The United States Supreme Court has before it a child custody case in which the parents belong to different nations. The father, a military man married to a woman from Scotland, had been posted to the United States, where they filed for a divorce. While deciding the child custody issue, a lower court allowed the mother could return to Scotland with the child, which the mother did within a few hours of the court’s decision. The father appealed in an appellate court, which dismissed the case as moot because the mother had left the county.
The father then appealed to the Supreme Court to decide the case. At an oral argument before the Court, the mother argued that the Supreme Court does not have jurisdiction over the case according to the terms of the Hague Convention. The father argued that the case began in the United States and that almost immediately and well before he could appeal the judgment of the lower federal court, the child was already in Scotland with her mother. Hence, he did not have reasonable time to pursue his case.

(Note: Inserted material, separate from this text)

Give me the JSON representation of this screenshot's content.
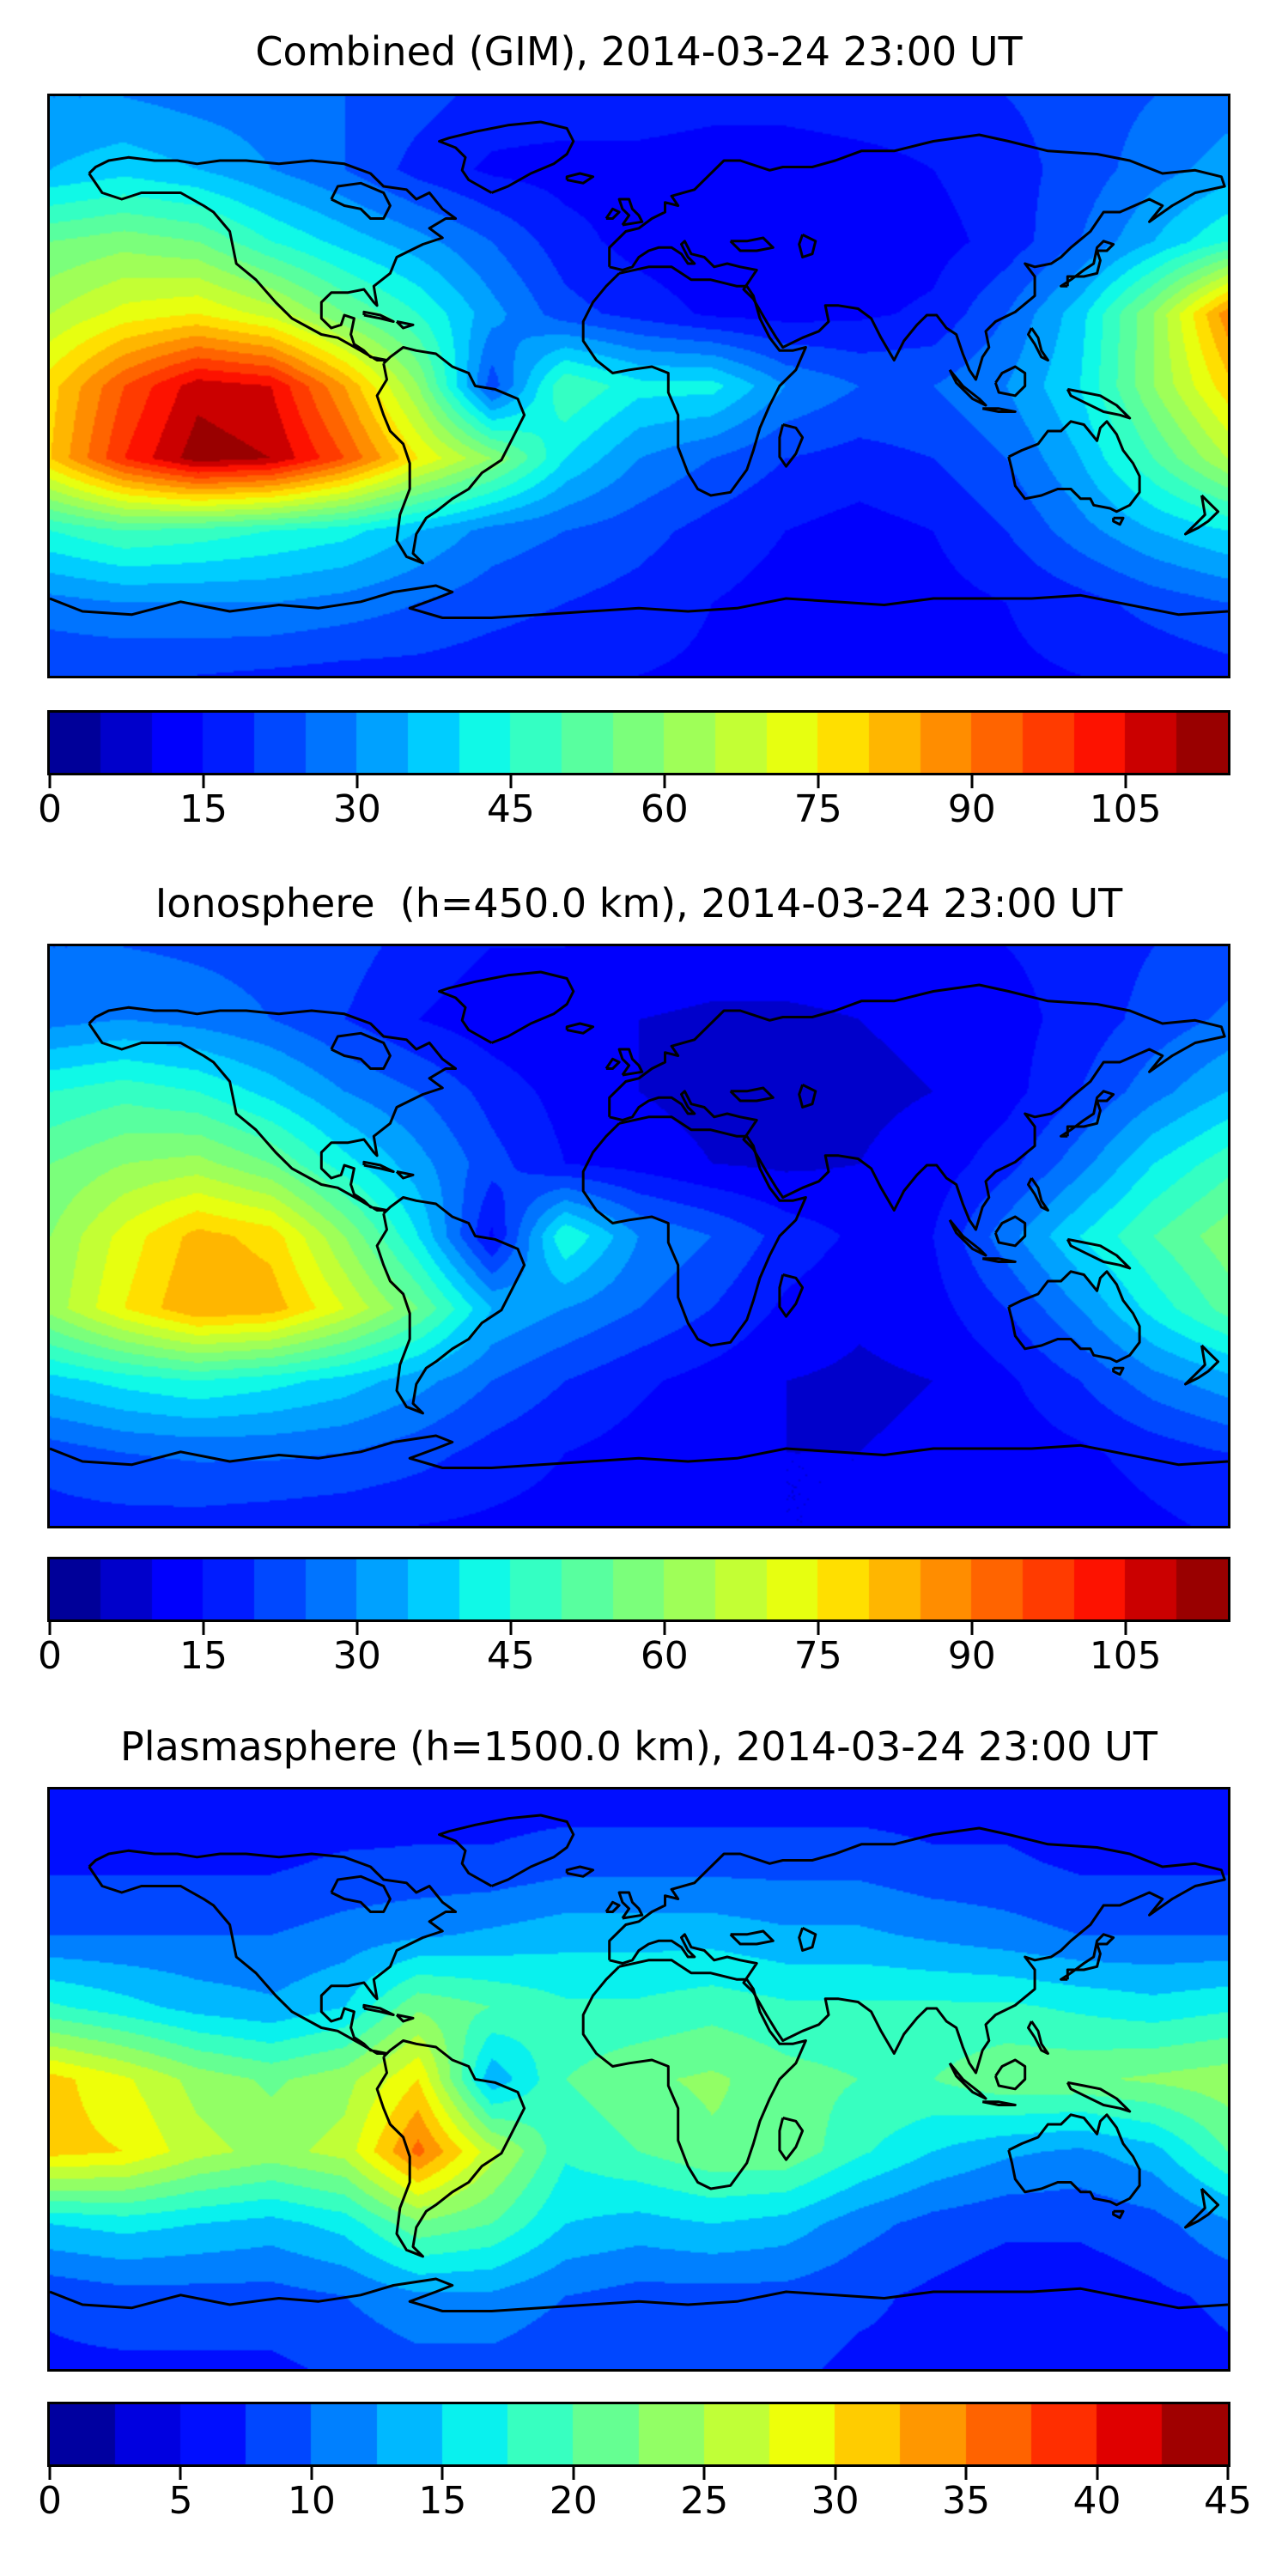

He also contended that the mother was not fit to get custody.
The judges differ, but in general, the majority seemed to be sympathetic to the father. However, the Supreme Court has yet to decide the issue. The only question the Supreme Court is deciding is whether under international law the father can ask for the temporary return of the child. Normally, state courts finalize child custody cases and determine the best interests of the child.
Whatever the ruling of the Supreme Court turns out to be, it may be considered an important precedent in child custody cases that estranged couples from different countries may find helpful. Because this area of family law is particularly complex, these couples may consider consulting an attorney who can both explain the law and the procedural matters surrounding an international custody battle.